Dans les années qui viennent, une grande partie des agriculteurs partira en retraite, et il y a de gros risques de rachat des terres par les grands groupes qui cumuleront les hectares, renforçant encore les logiques productivistes au dépend des petits producteurs.
Une récupération par le lobby agro-industriel lié au gouvernement
Ce qui est encore plus tragique, c’est que ce monde agricole en détresse se jette dans les bras de ceux qui sont responsables de ses malheurs.
Celui qu’on voit défiler actuellement sur les plateaux télés et dans les bureaux du gouvernement s’appelle Arnaud Rousseau. On l’entend à la radio dire « ce que veulent les agriculteurs, c’est redonner une forme de dignité à leur métier ».
Pourtant, Arnaud Rousseau est de ceux qui détruisent la dignité de cette profession. Il dirige la FNSEA, puissant lobby de l’agro-industrie lié au gouvernement. C’est la FNSEA qui encourage le productivisme, l’agriculture néolibérale, les dérégulations. C’est la FNSEA qui permet aux gros exploitants de manger les petits. C’est la FNSEA qui a détruit la paysannerie. Il est donc déroutant de voir que l’organisme responsable du mal-être paysan soit devenu son porte-voix.
Mais il y a pire. En plus de diriger la FNSEA, Arnaud Rousseau est à la tête d’une énorme exploitation de 700 hectares et président du groupe Avril, une multinationale de l’agrobusiness spécialisé dans l’huile, qui a réalisé plus de 9 milliards d’euros de recettes en 2022. Oui, 9 milliards.

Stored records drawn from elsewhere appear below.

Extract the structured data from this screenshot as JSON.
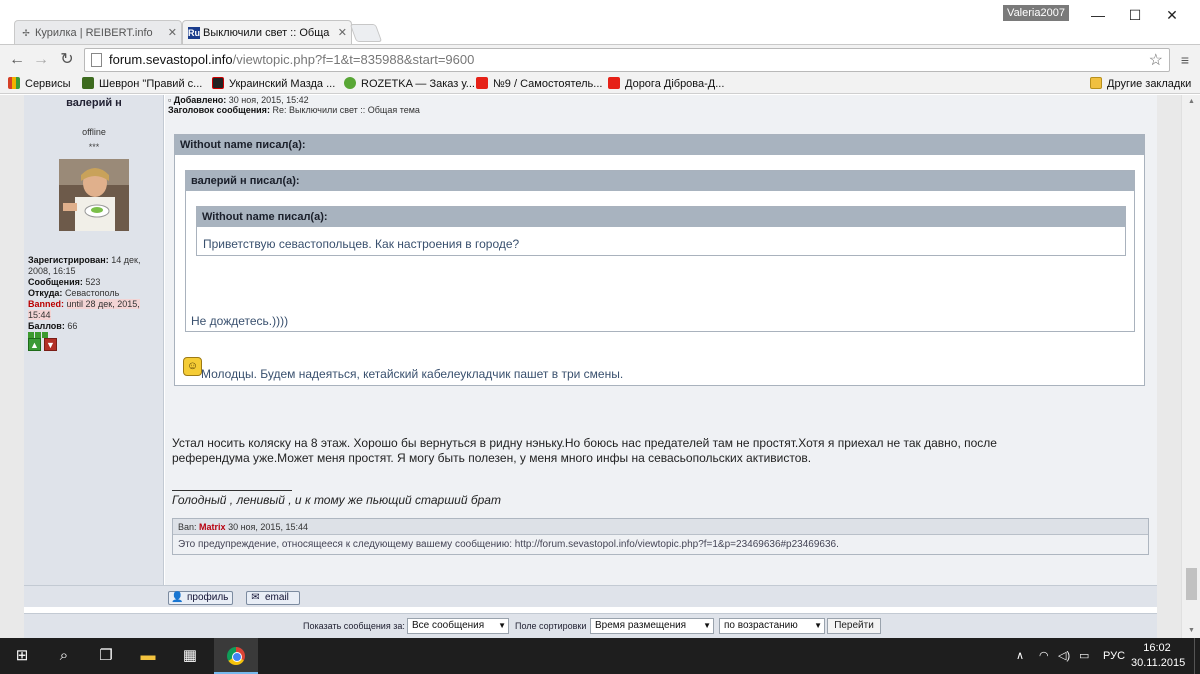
{
  "browser": {
    "tabs": [
      {
        "label": "Курилка | REIBERT.info",
        "favicon": "✢"
      },
      {
        "label": "Выключили свет :: Обща",
        "favicon": "Ru"
      }
    ],
    "user_badge": "Valeria2007",
    "window_controls": {
      "minimize": "—",
      "maximize": "☐",
      "close": "✕"
    },
    "url": {
      "host": "forum.sevastopol.info",
      "path": "/viewtopic.php?f=1&t=835988&start=9600"
    },
    "bookmarks": [
      {
        "label": "Сервисы",
        "color": "#d54027"
      },
      {
        "label": "Шеврон \"Правий с...",
        "color": "#3d6b1f"
      },
      {
        "label": "Украинский Мазда ...",
        "color": "#222222"
      },
      {
        "label": "ROZETKA — Заказ у...",
        "color": "#58a635"
      },
      {
        "label": "№9 / Самостоятель...",
        "color": "#e62117"
      },
      {
        "label": "Дорога Діброва-Д...",
        "color": "#e62117"
      }
    ],
    "other_bookmarks": "Другие закладки"
  },
  "post": {
    "author": "валерий н",
    "status": "offline",
    "rank": "***",
    "meta": {
      "added_label": "Добавлено:",
      "added_value": "30 ноя, 2015, 15:42",
      "subject_label": "Заголовок сообщения:",
      "subject_value": "Re: Выключили свет :: Общая тема"
    },
    "profile": {
      "registered_label": "Зарегистрирован:",
      "registered_value": "14 дек, 2008, 16:15",
      "messages_label": "Сообщения:",
      "messages_value": "523",
      "from_label": "Откуда:",
      "from_value": "Севастополь",
      "banned_label": "Banned:",
      "banned_value": "until 28 дек, 2015, 15:44",
      "points_label": "Баллов:",
      "points_value": "66"
    },
    "quotes": {
      "outer_head": "Without name писал(а):",
      "mid_head": "валерий н писал(а):",
      "inner_head": "Without name писал(а):",
      "inner_text": "Приветствую севастопольцев. Как настроения в городе?",
      "mid_text": "Не дождетесь.))))",
      "outer_text": "Молодцы. Будем надеяться, кетайский кабелеукладчик пашет в три смены."
    },
    "body_line1": "Устал носить коляску на 8 этаж. Хорошо бы вернуться в ридну нэньку.Но боюсь нас предателей там не простят.Хотя я приехал не так давно, после",
    "body_line2": "референдума уже.Может меня простят. Я могу быть полезен, у меня много инфы на севасьопольских активистов.",
    "signature": "Голодный , ленивый , и к тому же пьющий старший брат",
    "ban": {
      "prefix": "Ban:",
      "moderator": "Matrix",
      "date": "30 ноя, 2015, 15:44",
      "text": "Это предупреждение, относящееся к следующему вашему сообщению: http://forum.sevastopol.info/viewtopic.php?f=1&p=23469636#p23469636."
    },
    "buttons": {
      "profile": "профиль",
      "email": "email"
    }
  },
  "sort": {
    "show_label": "Показать сообщения за:",
    "show_value": "Все сообщения",
    "sort_label": "Поле сортировки",
    "sort_value": "Время размещения",
    "order_value": "по возрастанию",
    "go": "Перейти"
  },
  "taskbar": {
    "language": "РУС",
    "time": "16:02",
    "date": "30.11.2015"
  }
}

Les raisons de ces chiffres records ? L’inflation. Son groupe a augmenté son chiffre de 32% par rapport à 2021, et surtout réalisé 218 millions d’euros de profits, une hausse de 45% sur un an. Rousseau s’est enrichi sur les classes populaires qui ont payé plus cher. Il est aussi directeur général de Biogaz du Multien, une entreprise spécialisée dans la méthanisation.

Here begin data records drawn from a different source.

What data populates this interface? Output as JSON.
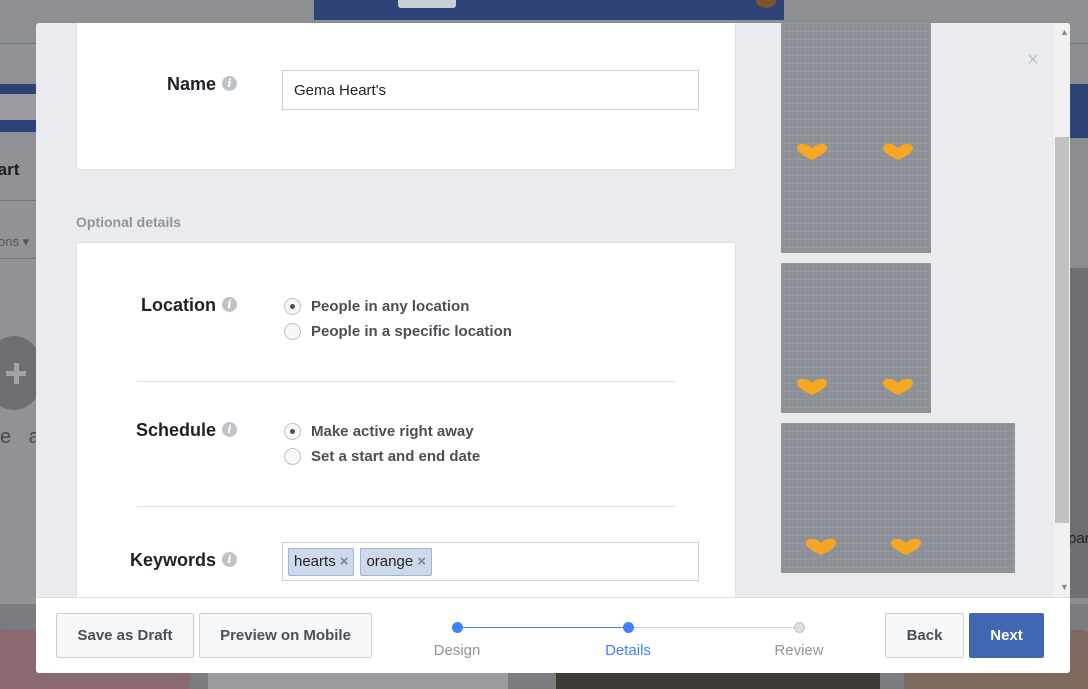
{
  "modal": {
    "name_field": {
      "label": "Name",
      "value": "Gema Heart's"
    },
    "optional_section_caption": "Optional details",
    "location": {
      "label": "Location",
      "options": [
        {
          "label": "People in any location",
          "checked": true
        },
        {
          "label": "People in a specific location",
          "checked": false
        }
      ]
    },
    "schedule": {
      "label": "Schedule",
      "options": [
        {
          "label": "Make active right away",
          "checked": true
        },
        {
          "label": "Set a start and end date",
          "checked": false
        }
      ]
    },
    "keywords": {
      "label": "Keywords",
      "tags": [
        "hearts",
        "orange"
      ]
    },
    "info_icon_glyph": "i",
    "close_glyph": "×",
    "tag_remove_glyph": "×"
  },
  "footer": {
    "save_draft_label": "Save as Draft",
    "preview_mobile_label": "Preview on Mobile",
    "back_label": "Back",
    "next_label": "Next",
    "steps": [
      {
        "label": "Design",
        "state": "done"
      },
      {
        "label": "Details",
        "state": "current"
      },
      {
        "label": "Review",
        "state": "upcoming"
      }
    ]
  },
  "background": {
    "left_heading_fragment": "tart",
    "left_sub_fragment": "ons ▾",
    "left_tail_fragment": "e a",
    "right_fragment": "par"
  },
  "colors": {
    "accent": "#4267b2",
    "step_active": "#4080ff",
    "heart": "#f5a623",
    "preview_bg": "#8d9096"
  }
}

Arnaud Rousseau n’a rien du paysan attaché à sa terre. C’est un entrepreneur, un grand patron qui règne sur ses hectares comme un manager régnerait sur une usine. Il est diplômé de l’European Business School de Paris, et fait du courtage de matières premières agricoles sur les marchés financiers. Quels sont les points communs entre Arnaud Rousseau et le petit agriculteur de Bretagne qui peine à boucler ses fins de mois ? Aucun. Si ce n’est que le premier vit sur la misère du second.

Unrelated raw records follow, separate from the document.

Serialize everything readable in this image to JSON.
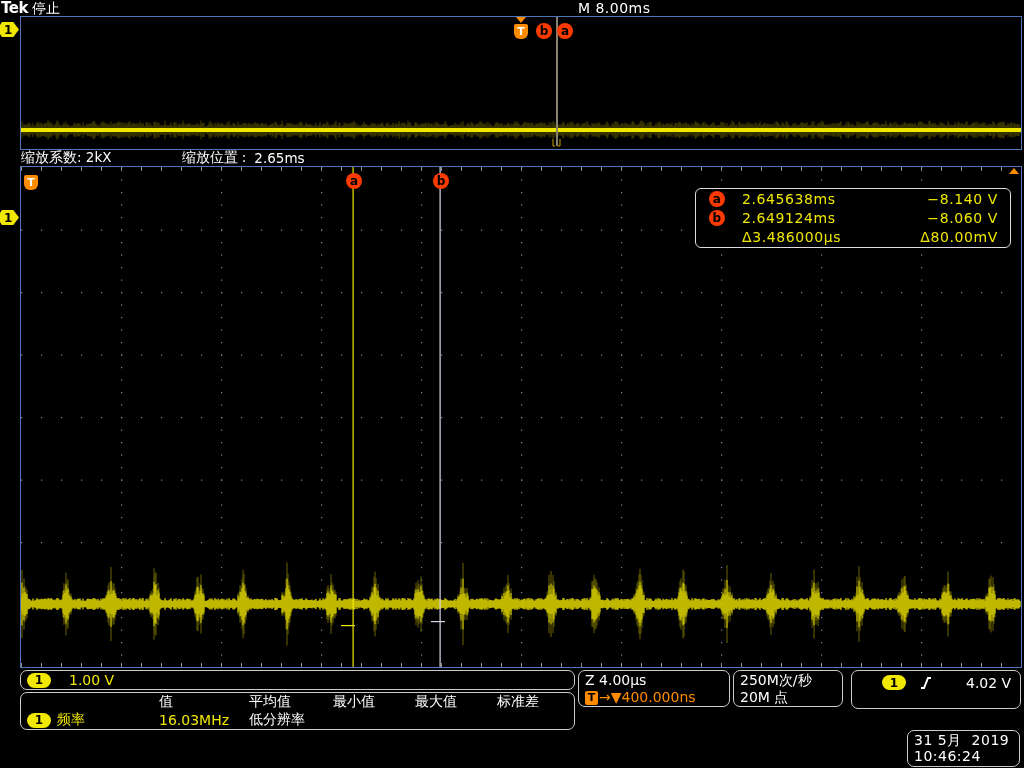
{
  "header": {
    "brand": "Tek",
    "run_state": "停止",
    "timebase": "M 8.00ms"
  },
  "overview": {
    "channel_marker": "1",
    "markers": [
      {
        "label": "T",
        "kind": "trigger"
      },
      {
        "label": "b",
        "kind": "cursor"
      },
      {
        "label": "a",
        "kind": "cursor"
      }
    ]
  },
  "zoom_info": {
    "factor": "缩放系数: 2kX",
    "position_label": "缩放位置 :",
    "position": "2.65ms"
  },
  "main": {
    "trigger_marker": "T",
    "channel_marker": "1",
    "cursors": [
      {
        "label": "a",
        "kind": "a"
      },
      {
        "label": "b",
        "kind": "b"
      }
    ],
    "readout": [
      {
        "marker": "a",
        "time": "2.645638ms",
        "value": "−8.140 V"
      },
      {
        "marker": "b",
        "time": "2.649124ms",
        "value": "−8.060 V"
      },
      {
        "time": "Δ3.486000µs",
        "value": "Δ80.00mV"
      }
    ]
  },
  "channel_bar": {
    "channel": "1",
    "scale": "1.00 V"
  },
  "measurements": {
    "columns": [
      "值",
      "平均值",
      "最小值",
      "最大值",
      "标准差"
    ],
    "rows": [
      {
        "channel": "1",
        "name": "频率",
        "value": "16.03MHz",
        "note": "低分辨率"
      }
    ]
  },
  "horizontal": {
    "zoom": "Z 4.00µs",
    "trigger_icon": "T",
    "delay": "→▼400.000ns"
  },
  "acquisition": {
    "rate": "250M次/秒",
    "points": "20M 点"
  },
  "trigger": {
    "channel": "1",
    "level": "4.02 V"
  },
  "datetime": {
    "date": "31 5月  2019",
    "time": "10:46:24"
  }
}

Le monde paysan est une lutte des classes
Revenons à l’explosion dans le Sud de la France. En novembre dernier, près de 6000 vignerons s’étaient rassemblés à Narbonne à l’appel de la FNSEA, et dénonçaient la situation catastrophique des vignerons en 2023. Parmi les responsables pointés du doigts : « les écologistes extrémistes » qui imposent, selon eux, des normes « intenables ».
La FNSEA réclamait alors au gouvernement des aides d’urgence et de limiter la concurrence avec les vins étrangers, alors que de nombreux vignerons français bénéficient eux-mêmes de l’exportation de leurs vins. La revendication principale était donc une forme de protectionnisme à la Trump, d’où tout le monde sort perdant (sauf les patrons).
Toujours est-il que le Comité d’Action Viticole a le droit de poser des bombes alors même que toute contestation sociale est écrasée d’une main de fer. Le CAV a d’ailleurs commis de nombreux attentats depuis les années 1960, y compris en tuant un policier ou en faisant sauter une permanence du PS près d’une école, sans que ses membres soient vraiment inquiétés.
La colère des agriculteurs est-elle condamnée à être récupérée par les lobbys de l’agro-business, à la grande satisfaction des néolibéraux au pouvoir ? Non. Il existe aussi la Confédération Paysanne, un syndicat marqué à gauche, opposé à l’agriculture productiviste et plutôt altermondialiste, qui dénonce les solutions portées par la FNSEA.
Opposée à l’accaparement des terres et à l’agriculture intensive, la Confédération Paysanne se bat réellement pour la dignité du métier, pour la fin des monopoles dans les campagnes et le retour à la terre.
Dans le cas des vignerons, la Confédération soulignait l’hypocrisie de l’agriculture intensive qui survit grâce aux subventions, et expliquait que « déplorer de faibles récoltes liées à la sécheresse dans un contexte général de surproduction » n’avait pas de sens « alors que nous devons envisager des mesures de régulation et de solidarité pour limiter la distorsion flagrante entre les secteurs irrigués et ceux qui ne le sont pas » ou encore la proposition de détruire les parcelles les plus isolées.